Les relations entre les humains et les éléphants sont très complexes. Les éléphants dévastent les champs de cultures et tuent parfois les personnes. Ils sont pour cette raison, à la fois craints et détestés. Cependant malgré les dégâts qu'ils causent aux hommes, les éléphants sont étrangement attirés par l'homme. Pour Akogo-Mvogo G. (1994 cité dans Elie Hakizumwami, 2005), les Bakwele, les Bagombo, les Pygmés Baka du Cameroun et les Pygmés Aka de la République Centrafricaine croient que les personnes peuvent se transformer en éléphants. En effet, un facteur culturel important existe dans les conflits homme-éléphants : la superstition. Beaucoup des gens croient que les hommes se transforment en éléphants nuisants. Dans notre zone d'étude, cette idée est énormément répandue. Nos informateurs à Mandji à l'exemple de Mboula Yakouya Adolphe (corpus n°13 séquence n°3) y compris les administratifs en particulier, le préfet de Mandji (corpus n°16 séquence n° 2) ont reconnu qu'il y a des gens qui se transforment en éléphants pour détruire les champs de culture des autres. C'est à ce titre que nous rejoignons Elie Hakizumwami (2005) qui disait que « Certaines communautés humaine croient que certaines personnes se réincarnent en éléphant. Ainsi, le problème des dévastations des champs agricoles prend une dimension supérieure, les gens étant persuadés que la destruction des récoltes serait le résultat d'une malveillance à l'égard de tel ou tel fermier »195(*).
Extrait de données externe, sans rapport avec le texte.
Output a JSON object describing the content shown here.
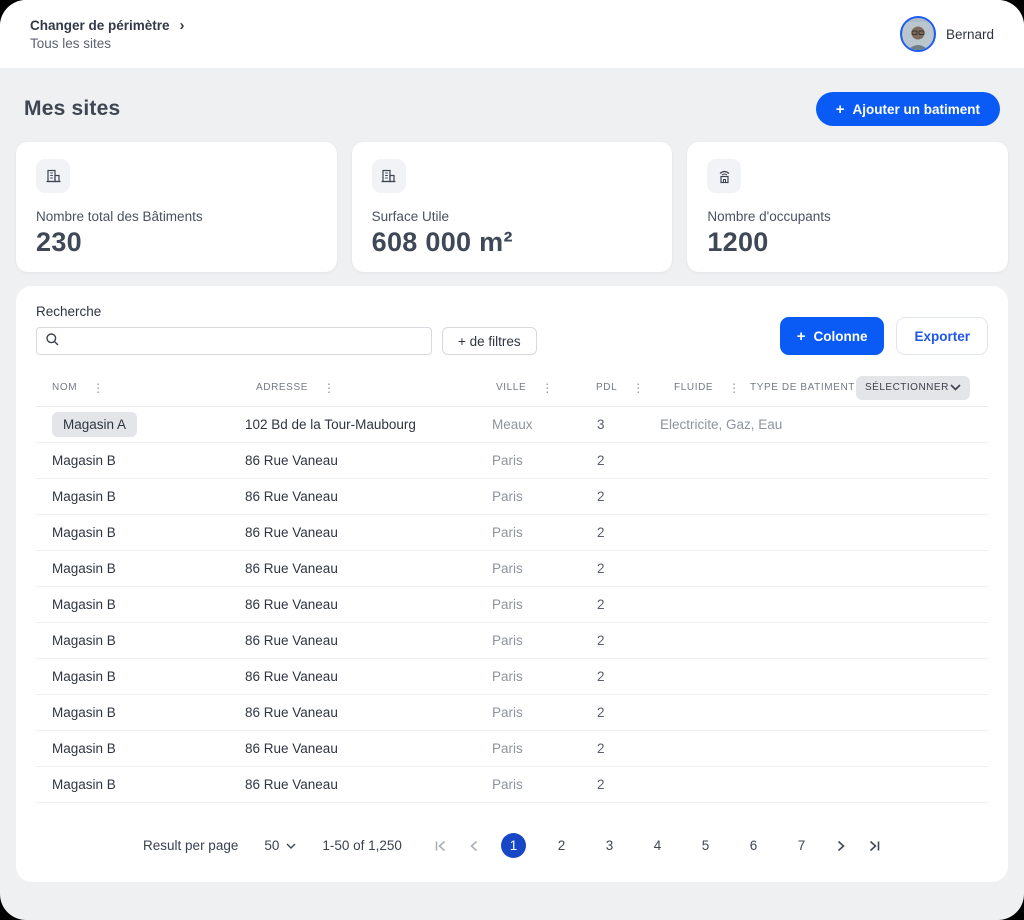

A Mandji, cette destruction des cultures d'autrui, par des personnes qui se transformeraient en éléphant est le fait parfois des sentiments de jalousie et de haine que les uns nourrissent à l'égard des autres. Cependant, pour Mboumba Camille, il ne s'agirait pas d'emblée de jalousie, de haine ou de malveillance mais plutôt de l'incapacité des détenteurs (maîtres) des "éléphants du village" à les nourrir. Dans l'univers culturel gisir, l'éléphant occupe une place de choix dans les pratiques liées à la protection contre les attaques mystiques et celles de la chasse à l'éléphant mais également dans les méthodes de protection des cultures vivrières. Ces pratiques donnent lieu à la détention d'un éléphant à qui l'on va confier un certain nombre de missions. Cependant, ces "éléphants du village" sont comme tous les autres éléphants naturels. Ils aspirent aux mêmes besoins notamment celui de se nourrir. Selon Nicolas Manlius et Pierre Pfeffer (1999), un éléphant consomme quotidiennement 150 à 280 kg de matière végétale. Et la difficulté éprouvée par les propriétaires de ces "éléphants du village" est celle de pouvoir les nourrir à l'échelle individuelle sachant qu'ils doivent se nourrir eux-mêmes ainsi que leurs familles.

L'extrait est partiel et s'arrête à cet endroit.